In fact, two of the athletes - Peter Matthews and Seamus Power - who helped Ireland to its eighth-place team result (the highest since 1985) had already spent a period of training in Kenya and have been improving ever since.
Doped Finns can't go on the piste
AS anti-doping programmes become increasingly difficult to breach, one would expect the not-so-ethical athlete to become increasingly vigilant.
That certainly wasn't the case with a group of Finland's beloved cross-country skiers who were busted for performance enhancing drugs after leaving behind their medical bag at a petrol station near Helsinki Airport.
One of the skiers, Jari Isometsa, had tested positive for the blood doping substance HES at the Nordic World Championships in Finland in late February. He initially denied the use of the substance, as well as denying that his coaches and his team-mates were involved.
But then the bag was found, and in it were prescriptions for the banned drug as well as other medications that stop potentially serious allergic reactions in people who take the drug.
HES, by the way, stands for hydroxyethyl starch - a blood plasma volume expander whose benefits are similar to that of EPO.
It was only recently added to the IOC banned list but Isometsa and some of his team-mates are now facing a ban from competition for a minimum of two years.
Nothing is better than air after all
For over two decades now, sports shoes with "air" cushioning were believed to help prevent injury. But a new study by an Australian team at La Trobe University in Victoria and published in the New Scientist has suggested otherwise.

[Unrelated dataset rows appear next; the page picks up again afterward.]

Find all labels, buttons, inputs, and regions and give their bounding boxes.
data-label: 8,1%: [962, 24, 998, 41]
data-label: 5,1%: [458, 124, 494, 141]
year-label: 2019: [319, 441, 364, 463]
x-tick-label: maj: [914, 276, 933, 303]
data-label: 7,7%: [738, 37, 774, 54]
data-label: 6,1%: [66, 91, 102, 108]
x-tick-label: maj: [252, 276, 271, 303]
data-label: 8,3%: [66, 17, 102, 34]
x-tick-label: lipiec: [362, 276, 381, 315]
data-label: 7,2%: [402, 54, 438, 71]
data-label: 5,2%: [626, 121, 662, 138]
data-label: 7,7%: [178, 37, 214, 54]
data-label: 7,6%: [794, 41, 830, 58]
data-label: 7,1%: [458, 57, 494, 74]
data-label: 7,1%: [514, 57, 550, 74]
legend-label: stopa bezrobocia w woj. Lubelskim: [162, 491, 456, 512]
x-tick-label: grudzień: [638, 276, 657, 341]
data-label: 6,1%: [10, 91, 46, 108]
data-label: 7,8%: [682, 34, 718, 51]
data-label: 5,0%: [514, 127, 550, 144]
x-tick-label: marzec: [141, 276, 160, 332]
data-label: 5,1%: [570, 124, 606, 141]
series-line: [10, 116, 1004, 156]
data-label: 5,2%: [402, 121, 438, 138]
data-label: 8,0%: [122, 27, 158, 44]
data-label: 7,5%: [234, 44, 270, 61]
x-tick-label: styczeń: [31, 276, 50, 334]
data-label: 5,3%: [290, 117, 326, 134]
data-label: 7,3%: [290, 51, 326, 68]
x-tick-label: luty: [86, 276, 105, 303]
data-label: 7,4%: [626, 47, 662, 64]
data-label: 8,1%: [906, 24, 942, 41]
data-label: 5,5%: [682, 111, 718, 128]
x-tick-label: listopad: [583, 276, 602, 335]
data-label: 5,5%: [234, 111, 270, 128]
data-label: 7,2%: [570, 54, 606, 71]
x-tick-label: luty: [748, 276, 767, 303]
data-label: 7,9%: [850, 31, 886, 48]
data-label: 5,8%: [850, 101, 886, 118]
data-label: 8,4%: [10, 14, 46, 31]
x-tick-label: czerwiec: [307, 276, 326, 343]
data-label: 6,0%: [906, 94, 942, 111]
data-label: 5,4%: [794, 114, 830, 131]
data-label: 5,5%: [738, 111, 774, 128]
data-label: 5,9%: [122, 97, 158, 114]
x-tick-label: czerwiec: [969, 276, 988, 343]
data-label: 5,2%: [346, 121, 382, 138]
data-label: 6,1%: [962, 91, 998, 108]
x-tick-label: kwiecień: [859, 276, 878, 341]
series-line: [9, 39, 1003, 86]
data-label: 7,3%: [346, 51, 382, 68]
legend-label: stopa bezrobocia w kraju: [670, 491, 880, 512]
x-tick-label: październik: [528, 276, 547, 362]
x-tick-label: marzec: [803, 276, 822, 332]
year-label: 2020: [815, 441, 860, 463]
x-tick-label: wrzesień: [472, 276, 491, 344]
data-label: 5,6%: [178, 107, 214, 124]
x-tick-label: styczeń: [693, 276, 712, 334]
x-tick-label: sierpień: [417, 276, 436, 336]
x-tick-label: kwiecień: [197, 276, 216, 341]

Part of the study looked at basketball players and found that those who wore "air cushioned" shoes were four times more likely to suffer ankle injuries than those wearing standard runners.
According to sports scientist Roger Bartlett, the air soles do offer better absorption of shock but they can also make the heel rotate more when it hits the ground.
That's only part of the problem. The air cushioning can reduce the information a player's brain receives about the position of their feet, and with a reduction in that sensitivity, there is further risk of injury.
A spokesperson for Nike, the main manufacturers of air cell runners, they are taking the study seriously and are looking into it: "But this type of shoe has been in production for 24 years and has had countless rounds of testing."
Why it may pay to be thick skinned
It has become ever more popular for athletes in many sports to adorn their bodies with tattoos of various designs, with Olympic rings or national flags among the more popular choices. But Rasheed Wallace of the NBA's Portland Trail Blazers has run into trouble over his particular choice.
Wallace has been made a lucrative offer to advertise a major chocolate bar company in the form of a tattoo on his body. The NBA aren't happy, but they are examining the issue closely before making a final decision on whether to endorse the move or not.
The main question that needs to be answered is who owns the players' bodies when he is representing the NBA in competition.
One of the NBA rules states that players will not "sponsor commercial products without the consent of the team, which shall not be withheld except in the reasonable interests of the team or the NBA". It is known that the NBA already have a deal with a rival chocolate bar company.
But according to Wallace's agent, Bill Strickland, his client should be free to use his skin as he sees fit. "There's nothing in the books that says he can't do it. And you've got all kinds of free speech issues if the league attempts to stop it."
Still, one has to wonder where this particular idea might end.